How are bees able to orient themselves and navigate


The lives of the bees in a honey bee colony depend upon the ability of foragers to successfully fly as far as several kilometers to locate and collect nectar and pollen and then find their way back to the nest. They are considered a homerange species, defined as a navigating animal that can find its way over a relatively short distance, as compared to a migratory animal that travels quite far.

Because this short-range navigational ability is so important to bees, they are "overengineered," as James Gould describes it, with an armament of several alternative methods based on various sensory cues that they use to find food. Axel Brockman and Gene Robinson of the University of Illinois at Urbana-Champaign have identified five different sensory systems that bees use to locate nectar sources and communicate their location to their nest mates, and they traced each sensory pathway to the location in the brain where it is processed.

In simple terms, bees can see and smell the flowers when they get close enough, and if the sun is out, they can use a timecompensated sun compass, for example, keeping the sun to the left in the morning in order to fly south.

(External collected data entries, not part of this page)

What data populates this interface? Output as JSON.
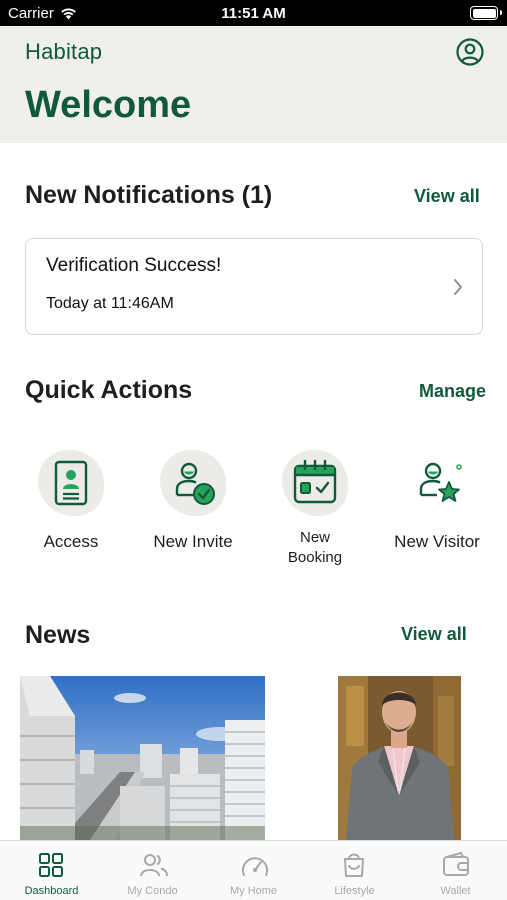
{
  "status_bar": {
    "carrier": "Carrier",
    "time": "11:51 AM"
  },
  "header": {
    "brand": "Habitap",
    "welcome": "Welcome"
  },
  "notifications": {
    "title": "New Notifications (1)",
    "view_all": "View all",
    "items": [
      {
        "title": "Verification Success!",
        "time": "Today at 11:46AM"
      }
    ]
  },
  "quick_actions": {
    "title": "Quick Actions",
    "manage": "Manage",
    "items": [
      {
        "label": "Access",
        "icon": "id-card-icon"
      },
      {
        "label": "New Invite",
        "icon": "user-check-icon"
      },
      {
        "label": "New\nBooking",
        "icon": "calendar-check-icon"
      },
      {
        "label": "New Visitor",
        "icon": "user-star-icon"
      }
    ]
  },
  "news": {
    "title": "News",
    "view_all": "View all"
  },
  "tabs": [
    {
      "label": "Dashboard",
      "icon": "grid-icon",
      "active": true
    },
    {
      "label": "My Condo",
      "icon": "users-icon",
      "active": false
    },
    {
      "label": "My Home",
      "icon": "gauge-icon",
      "active": false
    },
    {
      "label": "Lifestyle",
      "icon": "bag-icon",
      "active": false
    },
    {
      "label": "Wallet",
      "icon": "wallet-icon",
      "active": false
    }
  ],
  "colors": {
    "brand": "#0f5a3a",
    "header_bg": "#f1efeb",
    "muted": "#a8a8a8"
  }
}
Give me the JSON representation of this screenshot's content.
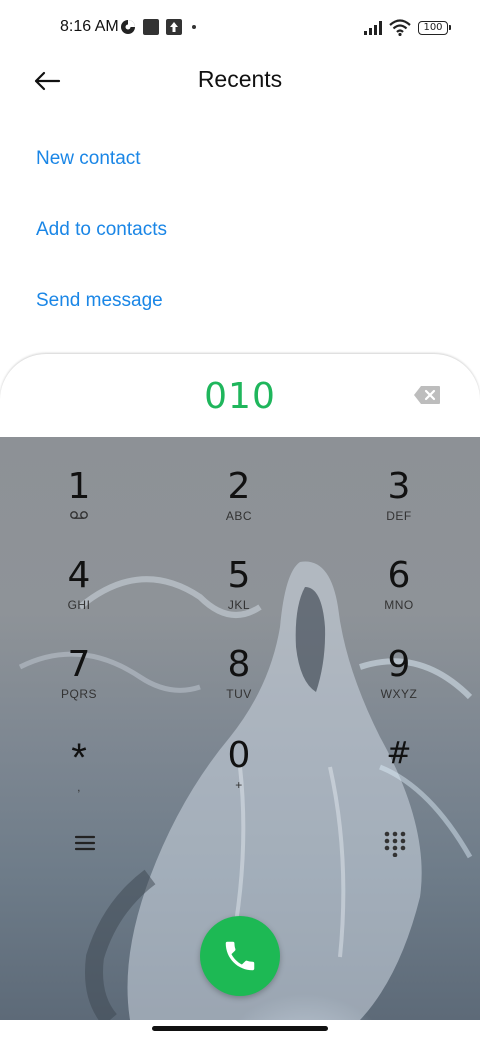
{
  "status_bar": {
    "time": "8:16 AM",
    "icons": [
      "data-saver-icon",
      "square-notification-icon",
      "upload-notification-icon",
      "more-dot-icon",
      "signal-icon",
      "wifi-icon"
    ],
    "battery": "100"
  },
  "header": {
    "back_icon": "arrow-left-icon",
    "title": "Recents"
  },
  "actions": {
    "new_contact": "New contact",
    "add_to_contacts": "Add to contacts",
    "send_message": "Send message"
  },
  "dialer": {
    "number": "010",
    "number_color": "#1fb65c",
    "backspace_icon": "backspace-icon"
  },
  "keypad": {
    "keys": [
      {
        "digit": "1",
        "letters": "",
        "icon": "voicemail-icon"
      },
      {
        "digit": "2",
        "letters": "ABC"
      },
      {
        "digit": "3",
        "letters": "DEF"
      },
      {
        "digit": "4",
        "letters": "GHI"
      },
      {
        "digit": "5",
        "letters": "JKL"
      },
      {
        "digit": "6",
        "letters": "MNO"
      },
      {
        "digit": "7",
        "letters": "PQRS"
      },
      {
        "digit": "8",
        "letters": "TUV"
      },
      {
        "digit": "9",
        "letters": "WXYZ"
      },
      {
        "digit": "*",
        "letters": ","
      },
      {
        "digit": "0",
        "letters": "+"
      },
      {
        "digit": "#",
        "letters": ""
      }
    ],
    "menu_icon": "menu-lines-icon",
    "dialpad_icon": "dialpad-icon"
  },
  "call": {
    "icon": "phone-icon",
    "color": "#1db954"
  },
  "accent_color": "#1a86e6"
}
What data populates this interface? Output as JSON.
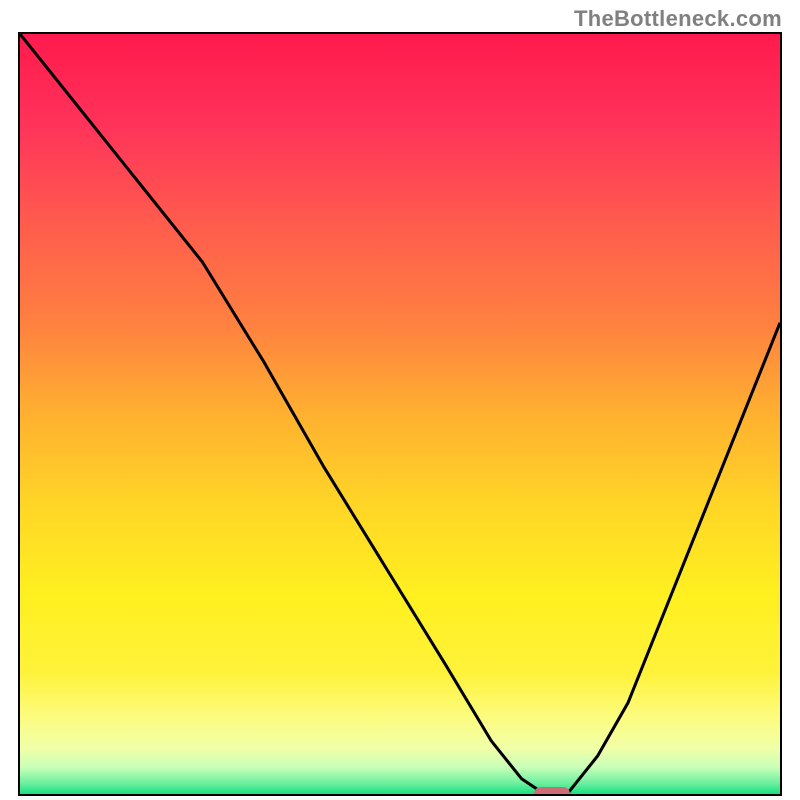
{
  "watermark": "TheBottleneck.com",
  "chart_data": {
    "type": "line",
    "title": "",
    "xlabel": "",
    "ylabel": "",
    "xlim": [
      0,
      100
    ],
    "ylim": [
      0,
      100
    ],
    "series": [
      {
        "name": "curve",
        "x": [
          0,
          8,
          16,
          24,
          32,
          40,
          48,
          56,
          62,
          66,
          69,
          72,
          76,
          80,
          84,
          88,
          92,
          96,
          100
        ],
        "values": [
          100,
          90,
          80,
          70,
          57,
          43,
          30,
          17,
          7,
          2,
          0,
          0,
          5,
          12,
          22,
          32,
          42,
          52,
          62
        ]
      }
    ],
    "marker": {
      "x": 70,
      "y": 0
    },
    "gradient_stops": [
      {
        "pos": 0.0,
        "color": "#ff1a4d"
      },
      {
        "pos": 0.12,
        "color": "#ff335a"
      },
      {
        "pos": 0.25,
        "color": "#ff5c4d"
      },
      {
        "pos": 0.38,
        "color": "#ff8040"
      },
      {
        "pos": 0.5,
        "color": "#ffb030"
      },
      {
        "pos": 0.62,
        "color": "#ffd626"
      },
      {
        "pos": 0.74,
        "color": "#fff020"
      },
      {
        "pos": 0.84,
        "color": "#fff23a"
      },
      {
        "pos": 0.9,
        "color": "#fcfc80"
      },
      {
        "pos": 0.94,
        "color": "#f0ffa8"
      },
      {
        "pos": 0.965,
        "color": "#c8ffb8"
      },
      {
        "pos": 0.985,
        "color": "#70f0a0"
      },
      {
        "pos": 1.0,
        "color": "#18e080"
      }
    ]
  }
}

They also are able to use distinctive landmarks as part of their orientation, a type of spatial memory that enables them to retain information about the location and orientation of particular details in their environment.

Co-author Elizabeth Capaldi Evans and Fred Dyer studied the acquisition of visual spatial memory in honey bees and determined that bees rapidly learn the location of their hive on special orientation flights taken when they first depart from a hive in a new place. This large-scale spatial learning is similar to the learning that occurs when bees first explore new patches of food.

The investigatory flights around the food were described as "turn back and look" flight by Miriam Lehrer, and were explored in more detail by Cynthia Wei and colleagues, who found that bees actively choose to spend less time on learning flights as they gain experience traveling to and from a foraging site. This finding is particularly interesting, as it indicates that bees can assess their own knowledge and can act to increase the contents of their memories. Certainly, this selective learning behavior indicates a higher level of cognitive ability than might be expected in an insect.

Adrian Dyer and colleagues trained bees to recognize images of complex natural scenes and found that the bees were quite accurate in recognizing these landmarks and discriminating between a known scene and similar views that were introduced to confuse or distract them. Mandyam Srinivasan and colleagues in Canberra, Australia, trained bees to fly through short tunnels to collect a food reward and demonstrated with a series of experiments that their ability to monitor flight distances (their odometer) is visually driven, based on the amount of "image motion" that is experienced by their eyes as they travel along their route. When the sun is not clearly visible, honey bees can use the pattern of polarized light in the sky as a navigational guide.